Antes lo ha sido el SIMCE, hoy lo es la violencia escolar. Antes era la capacitación de los profesores, hoy es el manido bullying. Todos son elementos que tensionan y desafían constantemente a quienes creemos en lo transformador de la formación humana, en lo relevante y privilegiado de la labor pedagógica. Empero, hoy, tales tópicos son asumidos como simple slogan, como indicador light de buena o mala evaluación pública. Con ello no se repara, no se profundiza, no se piensa… mucho menos se aporta a la calidad de la educación.

Lamentablemente, como ha señalado la pedagogía crítica, la tensión explícita que evidencia el sistema educativo surge producto de la pugna de racionalidades que se haya a la base de cualquier acción escolar. Lo razonable sería avanzar desde la valoración de las apuestas locales y sus particulares y pertinentes modo de implementación, en vez de resolver superficialmente aquellas cuestiones, evidenciando sólo los fines objetivistas y productivistas que persigue la actual política pública en la educación.

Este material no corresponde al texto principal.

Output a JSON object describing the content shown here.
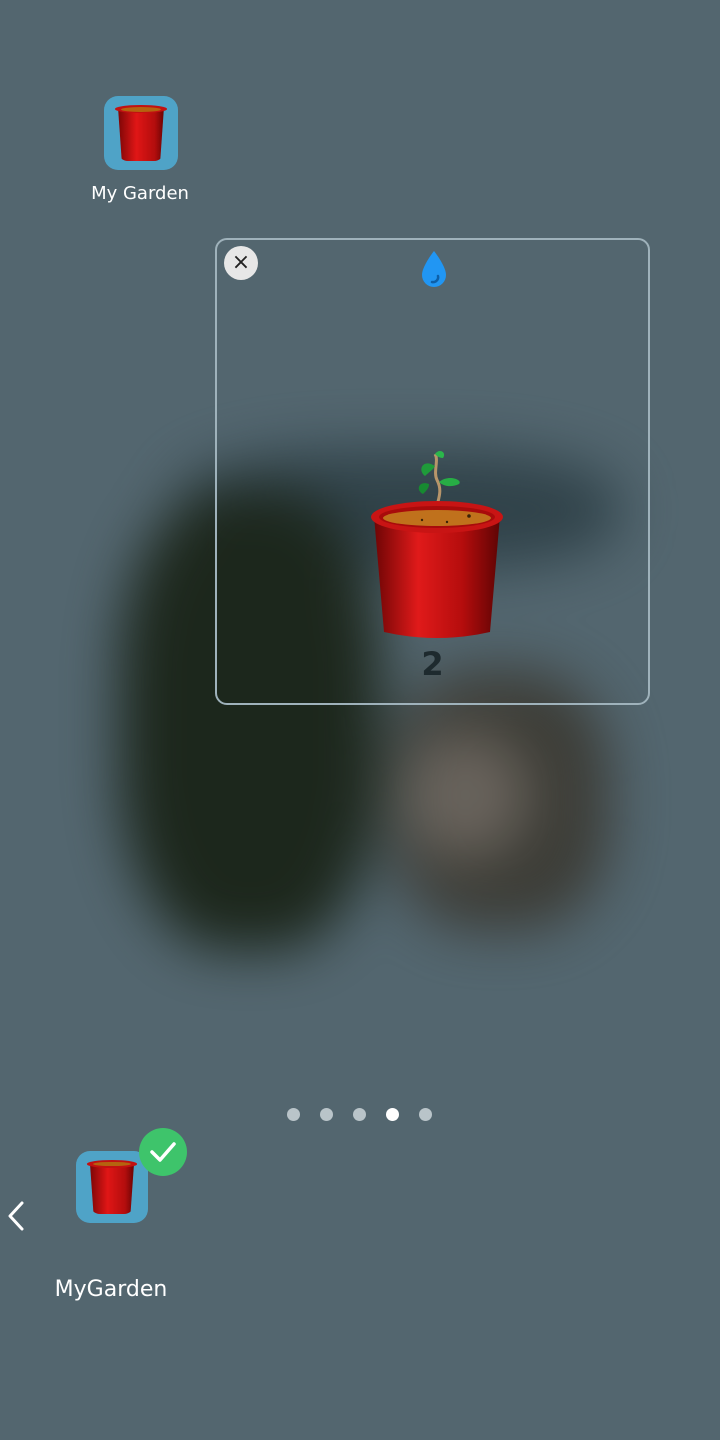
{
  "home": {
    "app_label": "My Garden",
    "app_icon": "flower-pot-icon"
  },
  "widget": {
    "close_icon_glyph": "×",
    "drop_icon": "water-drop-icon",
    "drop_color": "#2196f3",
    "plant_icon": "seedling-pot-icon",
    "count": "2"
  },
  "pager": {
    "total": 5,
    "active_index": 3
  },
  "dock": {
    "app_label": "MyGarden",
    "app_icon": "flower-pot-icon",
    "badge_icon": "check-icon",
    "badge_color": "#3ec46b",
    "back_icon": "chevron-left-icon"
  },
  "colors": {
    "background": "#53666f",
    "icon_bg": "#4fa3c7",
    "pot_red": "#d01010"
  }
}
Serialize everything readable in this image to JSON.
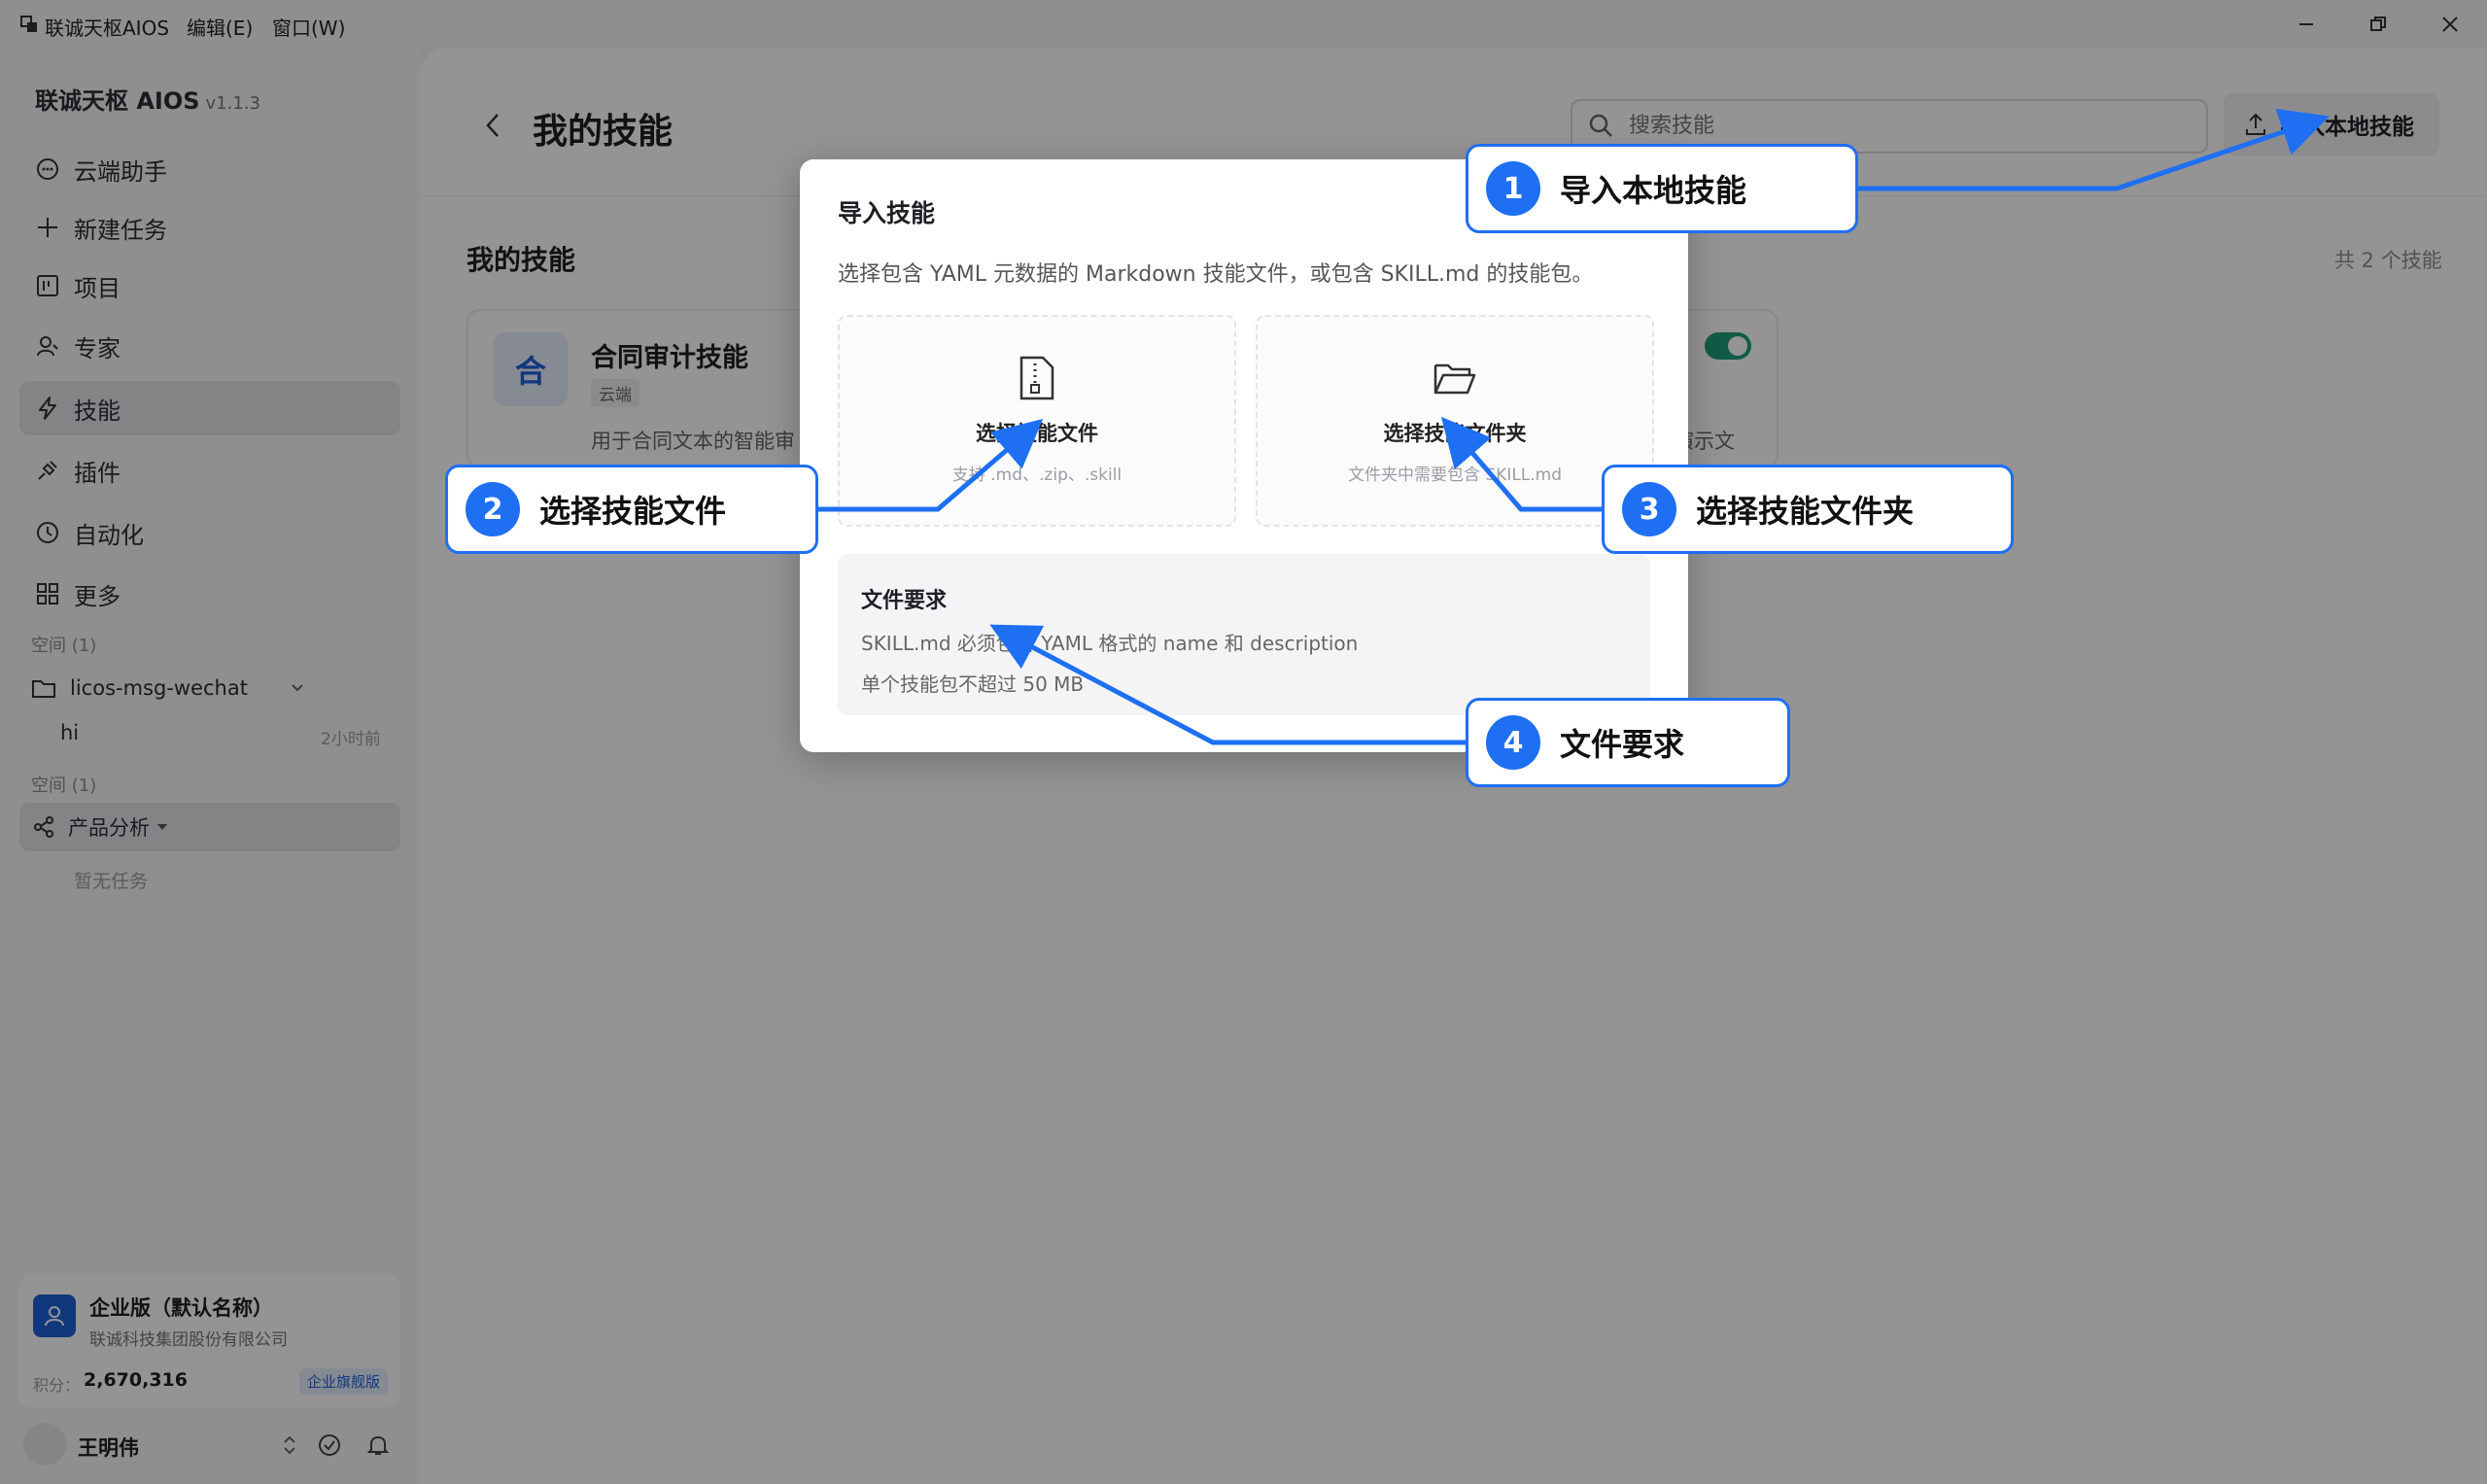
{
  "titlebar": {
    "app_name": "联诚天枢AIOS",
    "menu": [
      "编辑(E)",
      "窗口(W)"
    ]
  },
  "sidebar": {
    "brand": "联诚天枢 AIOS",
    "version": "v1.1.3",
    "nav": [
      {
        "label": "云端助手",
        "icon": "chat-bubble-icon"
      },
      {
        "label": "新建任务",
        "icon": "plus-icon"
      },
      {
        "label": "项目",
        "icon": "project-board-icon"
      },
      {
        "label": "专家",
        "icon": "expert-icon"
      },
      {
        "label": "技能",
        "icon": "lightning-icon",
        "active": true
      },
      {
        "label": "插件",
        "icon": "plug-icon"
      },
      {
        "label": "自动化",
        "icon": "clock-icon"
      },
      {
        "label": "更多",
        "icon": "grid-icon"
      }
    ],
    "space1": {
      "label": "空间 (1)",
      "folder": "licos-msg-wechat",
      "task": "hi",
      "task_time": "2小时前"
    },
    "space2": {
      "label": "空间 (1)",
      "group": "产品分析",
      "empty": "暂无任务"
    },
    "org": {
      "name": "企业版（默认名称）",
      "company": "联诚科技集团股份有限公司",
      "points_label": "积分：",
      "points": "2,670,316",
      "badge": "企业旗舰版"
    },
    "user": {
      "name": "王明伟"
    }
  },
  "main": {
    "title": "我的技能",
    "search_placeholder": "搜索技能",
    "import_button": "导入本地技能",
    "section_title": "我的技能",
    "count": "共 2 个技能",
    "card": {
      "avatar": "合",
      "name": "合同审计技能",
      "tag": "云端",
      "desc": "用于合同文本的智能审",
      "desc_tail": "演示文"
    }
  },
  "dialog": {
    "title": "导入技能",
    "desc": "选择包含 YAML 元数据的 Markdown 技能文件，或包含 SKILL.md 的技能包。",
    "file": {
      "title": "选择技能文件",
      "sub": "支持 .md、.zip、.skill"
    },
    "folder": {
      "title": "选择技能文件夹",
      "sub": "文件夹中需要包含 SKILL.md"
    },
    "req": {
      "title": "文件要求",
      "line1": "SKILL.md 必须包含 YAML 格式的 name 和 description",
      "line2": "单个技能包不超过 50 MB"
    }
  },
  "callouts": [
    {
      "num": "1",
      "text": "导入本地技能"
    },
    {
      "num": "2",
      "text": "选择技能文件"
    },
    {
      "num": "3",
      "text": "选择技能文件夹"
    },
    {
      "num": "4",
      "text": "文件要求"
    }
  ],
  "colors": {
    "accent": "#1e6ff2",
    "toggle": "#1f9e7a",
    "overlay": "rgba(0,0,0,0.42)"
  }
}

En este sentido, si una política pública es una orientación que emana del Estado para la sociedad civil y los actores que confluyen en el mercado, con el propósito de aportar herramientas y sentidos para el mejoramiento de la educación y de la calidad de vida de las personas, entonces, estamos asistiendo, como diría Fukuyama, al fin de las políticas públicas en educación… es decir, a la existencia de políticas laxas, soft, superficiales, destinadas a priori al fracaso… porque es y seguirá siendo un fracaso no abordar los temas de fondo en la educación, incluyendo, además, el estilo de trabajo efectista de hacer parafernalia educativa sobre temas pedagógicos mayores.